BENGALURU: The landscape of the $150 billion Indian IT industry is changing,perhaps more quickly than ever+ , as companies hire fewer freshers due to automation of entry-level jobs.
Most large IT services companies have been investing in automation of processes in their traditional businesses like business process outsourcing (BPO) and application and infrastructure management, which means fewer engineers will be required at the lower end of the pyramid. And with US President Donald Trump insisting that IT service providers to hire more US citizens at home, the need to send Indian experts abroad may reduce.
At the turn of the century, a boom in the IT sector led by companies such as TCS, Infosys and Wipro translated into the creation of thousands of white collar jobs in the country, and a relatively easy opportunity to work onsite in the mature markets of US and Europe.
Since these companies were involved in mundane jobs such as infrastructure management, server maintenance and client support, they hired in huge numbers from engineering colleges across the country. Not anymore, perhaps.
Peter Bendor-Samuel of consulting firm Everest Group estimates that 80% of offshore IT jobs and 30%-40% of finance and accounting jobs in India will be eliminated by robotic process automation, which is the application of technology to process a transaction and carry out other tasks.
“Across almost every service, we see the impact as eliminating between 30% and 80% of the full time equivalent working in the Indian services industry. We believe that it will take at least 10 years for the industry to reach the upper bounds of this range, and this adoption will shrink existing legacy book of business 3% or more this year,” said Bendor-Samuel.
According to a recent World Bank report, automation threatens seven out of 10 jobs in India. IT biggies are open about the fact that recruitment of the hundreds of graduates from Indian engineering colleges has reduced as they automate.

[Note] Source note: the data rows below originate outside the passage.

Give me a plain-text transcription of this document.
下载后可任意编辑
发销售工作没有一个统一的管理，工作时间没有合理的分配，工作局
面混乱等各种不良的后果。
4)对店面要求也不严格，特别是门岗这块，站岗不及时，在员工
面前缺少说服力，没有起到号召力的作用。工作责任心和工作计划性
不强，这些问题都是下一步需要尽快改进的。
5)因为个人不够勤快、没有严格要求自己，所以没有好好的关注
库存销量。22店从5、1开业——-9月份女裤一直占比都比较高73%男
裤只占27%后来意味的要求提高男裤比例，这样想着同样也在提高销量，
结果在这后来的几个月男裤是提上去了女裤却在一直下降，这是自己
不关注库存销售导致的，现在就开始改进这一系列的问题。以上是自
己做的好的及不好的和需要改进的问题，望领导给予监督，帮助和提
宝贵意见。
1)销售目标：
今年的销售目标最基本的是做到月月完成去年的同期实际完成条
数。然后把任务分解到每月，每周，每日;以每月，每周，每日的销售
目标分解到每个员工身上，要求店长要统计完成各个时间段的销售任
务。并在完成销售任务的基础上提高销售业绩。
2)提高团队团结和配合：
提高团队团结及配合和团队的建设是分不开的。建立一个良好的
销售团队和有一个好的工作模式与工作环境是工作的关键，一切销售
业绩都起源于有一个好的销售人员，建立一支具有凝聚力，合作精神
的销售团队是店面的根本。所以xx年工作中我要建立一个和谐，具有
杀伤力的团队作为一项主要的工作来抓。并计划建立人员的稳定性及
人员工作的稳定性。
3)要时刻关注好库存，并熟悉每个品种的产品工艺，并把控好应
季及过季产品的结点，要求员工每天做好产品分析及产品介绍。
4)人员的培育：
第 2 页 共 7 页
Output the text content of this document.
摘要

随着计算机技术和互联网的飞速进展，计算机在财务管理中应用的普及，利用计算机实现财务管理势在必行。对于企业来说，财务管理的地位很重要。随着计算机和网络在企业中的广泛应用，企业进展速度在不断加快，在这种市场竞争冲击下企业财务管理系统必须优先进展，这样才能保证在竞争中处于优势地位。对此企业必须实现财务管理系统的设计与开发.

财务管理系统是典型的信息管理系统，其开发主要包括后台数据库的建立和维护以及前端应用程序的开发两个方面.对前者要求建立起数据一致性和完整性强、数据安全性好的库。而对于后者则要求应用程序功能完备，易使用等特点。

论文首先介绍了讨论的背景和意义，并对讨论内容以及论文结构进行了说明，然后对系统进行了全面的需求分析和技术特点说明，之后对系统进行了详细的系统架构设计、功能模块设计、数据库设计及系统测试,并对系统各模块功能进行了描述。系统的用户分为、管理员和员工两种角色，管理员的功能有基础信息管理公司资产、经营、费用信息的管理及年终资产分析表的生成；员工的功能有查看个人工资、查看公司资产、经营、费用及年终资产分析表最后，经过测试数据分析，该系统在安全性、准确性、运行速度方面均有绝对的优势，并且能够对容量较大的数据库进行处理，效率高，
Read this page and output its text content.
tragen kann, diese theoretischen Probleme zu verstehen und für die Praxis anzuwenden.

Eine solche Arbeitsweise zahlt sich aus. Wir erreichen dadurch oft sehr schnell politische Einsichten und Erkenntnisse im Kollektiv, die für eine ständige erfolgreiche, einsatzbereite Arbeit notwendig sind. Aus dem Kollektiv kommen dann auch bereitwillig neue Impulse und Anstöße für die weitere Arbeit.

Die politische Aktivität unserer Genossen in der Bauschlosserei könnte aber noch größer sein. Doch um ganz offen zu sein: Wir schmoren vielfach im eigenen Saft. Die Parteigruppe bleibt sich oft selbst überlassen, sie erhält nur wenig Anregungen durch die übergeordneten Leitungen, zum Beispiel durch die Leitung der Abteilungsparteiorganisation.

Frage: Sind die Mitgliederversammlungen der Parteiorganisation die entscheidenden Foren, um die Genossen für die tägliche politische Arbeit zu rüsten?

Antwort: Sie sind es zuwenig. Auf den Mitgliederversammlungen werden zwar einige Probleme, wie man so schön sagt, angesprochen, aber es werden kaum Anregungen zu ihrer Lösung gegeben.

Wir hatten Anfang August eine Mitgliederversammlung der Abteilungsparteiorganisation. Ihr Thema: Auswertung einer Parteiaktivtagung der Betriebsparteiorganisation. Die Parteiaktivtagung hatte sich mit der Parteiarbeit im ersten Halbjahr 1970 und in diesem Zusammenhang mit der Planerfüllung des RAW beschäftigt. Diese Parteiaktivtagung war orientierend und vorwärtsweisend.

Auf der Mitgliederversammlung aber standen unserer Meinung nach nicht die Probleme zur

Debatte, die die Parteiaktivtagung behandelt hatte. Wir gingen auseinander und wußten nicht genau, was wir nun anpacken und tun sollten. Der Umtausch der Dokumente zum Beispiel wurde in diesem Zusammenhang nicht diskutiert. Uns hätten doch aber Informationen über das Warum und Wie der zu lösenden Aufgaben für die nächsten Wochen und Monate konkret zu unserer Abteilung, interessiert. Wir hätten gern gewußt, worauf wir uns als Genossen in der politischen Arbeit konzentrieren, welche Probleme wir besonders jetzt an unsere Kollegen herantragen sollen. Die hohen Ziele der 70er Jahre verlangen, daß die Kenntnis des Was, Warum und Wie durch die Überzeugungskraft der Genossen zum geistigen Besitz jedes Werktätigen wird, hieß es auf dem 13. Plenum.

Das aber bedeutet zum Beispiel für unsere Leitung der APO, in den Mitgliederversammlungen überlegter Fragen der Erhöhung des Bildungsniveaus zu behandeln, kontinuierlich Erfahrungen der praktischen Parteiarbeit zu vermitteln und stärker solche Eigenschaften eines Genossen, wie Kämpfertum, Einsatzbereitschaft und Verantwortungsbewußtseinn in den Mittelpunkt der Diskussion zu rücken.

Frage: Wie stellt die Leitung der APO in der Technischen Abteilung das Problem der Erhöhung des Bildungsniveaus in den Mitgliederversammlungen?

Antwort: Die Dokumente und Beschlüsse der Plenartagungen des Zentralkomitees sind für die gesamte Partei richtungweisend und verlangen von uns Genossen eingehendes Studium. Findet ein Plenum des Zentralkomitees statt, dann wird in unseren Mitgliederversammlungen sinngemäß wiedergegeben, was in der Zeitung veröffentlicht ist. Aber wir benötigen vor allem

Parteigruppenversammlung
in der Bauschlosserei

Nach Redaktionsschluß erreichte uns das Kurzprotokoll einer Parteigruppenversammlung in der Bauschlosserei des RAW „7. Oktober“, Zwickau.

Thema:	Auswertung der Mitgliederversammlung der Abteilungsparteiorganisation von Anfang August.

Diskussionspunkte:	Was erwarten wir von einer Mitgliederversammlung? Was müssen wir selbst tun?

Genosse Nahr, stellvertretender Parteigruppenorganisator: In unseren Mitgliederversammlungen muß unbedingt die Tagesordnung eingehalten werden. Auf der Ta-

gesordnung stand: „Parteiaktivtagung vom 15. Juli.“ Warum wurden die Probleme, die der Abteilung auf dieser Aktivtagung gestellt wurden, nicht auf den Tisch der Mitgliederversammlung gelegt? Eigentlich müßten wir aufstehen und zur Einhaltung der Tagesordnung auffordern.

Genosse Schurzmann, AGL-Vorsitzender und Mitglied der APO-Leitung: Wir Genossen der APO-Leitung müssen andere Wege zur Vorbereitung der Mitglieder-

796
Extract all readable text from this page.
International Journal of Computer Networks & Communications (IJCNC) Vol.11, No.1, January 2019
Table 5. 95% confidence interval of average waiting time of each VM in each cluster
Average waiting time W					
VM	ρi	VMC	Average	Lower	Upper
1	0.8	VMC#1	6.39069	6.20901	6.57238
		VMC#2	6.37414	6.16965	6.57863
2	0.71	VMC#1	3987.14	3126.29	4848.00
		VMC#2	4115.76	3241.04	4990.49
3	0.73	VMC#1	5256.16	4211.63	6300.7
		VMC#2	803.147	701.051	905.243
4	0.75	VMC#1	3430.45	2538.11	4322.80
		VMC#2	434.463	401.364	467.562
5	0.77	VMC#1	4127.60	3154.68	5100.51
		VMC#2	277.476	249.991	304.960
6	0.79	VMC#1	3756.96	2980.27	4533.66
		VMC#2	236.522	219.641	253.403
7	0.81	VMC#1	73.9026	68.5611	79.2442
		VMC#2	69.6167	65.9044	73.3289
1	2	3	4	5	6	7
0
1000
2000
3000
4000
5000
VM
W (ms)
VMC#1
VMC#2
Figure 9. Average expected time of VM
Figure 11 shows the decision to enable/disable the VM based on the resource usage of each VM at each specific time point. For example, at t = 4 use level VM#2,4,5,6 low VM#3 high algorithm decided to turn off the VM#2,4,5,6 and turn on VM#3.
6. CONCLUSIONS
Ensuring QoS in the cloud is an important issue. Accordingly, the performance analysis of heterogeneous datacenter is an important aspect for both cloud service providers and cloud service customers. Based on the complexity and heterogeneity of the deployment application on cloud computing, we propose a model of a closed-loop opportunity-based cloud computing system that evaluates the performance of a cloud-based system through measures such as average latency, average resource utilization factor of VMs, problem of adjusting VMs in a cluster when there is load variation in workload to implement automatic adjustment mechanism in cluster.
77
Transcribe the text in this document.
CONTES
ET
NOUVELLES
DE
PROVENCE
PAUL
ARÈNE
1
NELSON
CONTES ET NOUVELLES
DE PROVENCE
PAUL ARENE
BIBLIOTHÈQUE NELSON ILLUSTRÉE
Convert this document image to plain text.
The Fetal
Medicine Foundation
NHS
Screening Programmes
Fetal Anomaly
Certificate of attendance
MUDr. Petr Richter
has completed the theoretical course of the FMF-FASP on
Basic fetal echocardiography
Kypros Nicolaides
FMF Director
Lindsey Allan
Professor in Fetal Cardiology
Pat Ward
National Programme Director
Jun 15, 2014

“The focus the industry had on hiring will shift into re-skilling. The entire industry is hiring fewer freshers. Given the macro environment, people are hiring more onsite. Jobs at the bottom of the pyramid are getting automated,” Wipro HR head Saurabh Govil said.
Automation has been changing every sector and putting the squeeze on people, and it’s now the turn of IT. “If you consider the various jobs that any industry has, it is likely that repetitive tasks that can be performed better by systems with artificial intelligence are the jobs that will go away,” said Richard Lobo, executive vice-president and head of HR at Infosys.
Infosys, India’s second largest software services exporter by revenue, hired 5,719 people in the first nine months of this fiscal, down from 17,196 in the same period a year earlier.
“We continue our relentless focus on introducing automation across our projects in the backdrop of pricing pressure in traditional services and we expect this to reflect in our future hiring,” Infosys chief executive Vishal Sikka said in a recent conference call with analysts.Automation will help companies improve operating margins. In the third quarter, Infosys ‘released’ about 2,650 full-time employees’ worth of effort in application maintenance, package system maintenance, BPO, and infrastructure management, taking the total number to 9,000 in a year. Wipro’s target is about 4,500 by April. The employees, who are released, are trained to work on more advanced projects.
“Now every position that is flagged off for hiring, we first look internally. We try to re-skill and help people move into newer areas rather than hiring externally,” said Wipro’s Govil.
“Re-skilling is a challenge. People who cannot re-skill will be under personal pressure and it will be a matter of survival for them,” said Wipro’s Govil.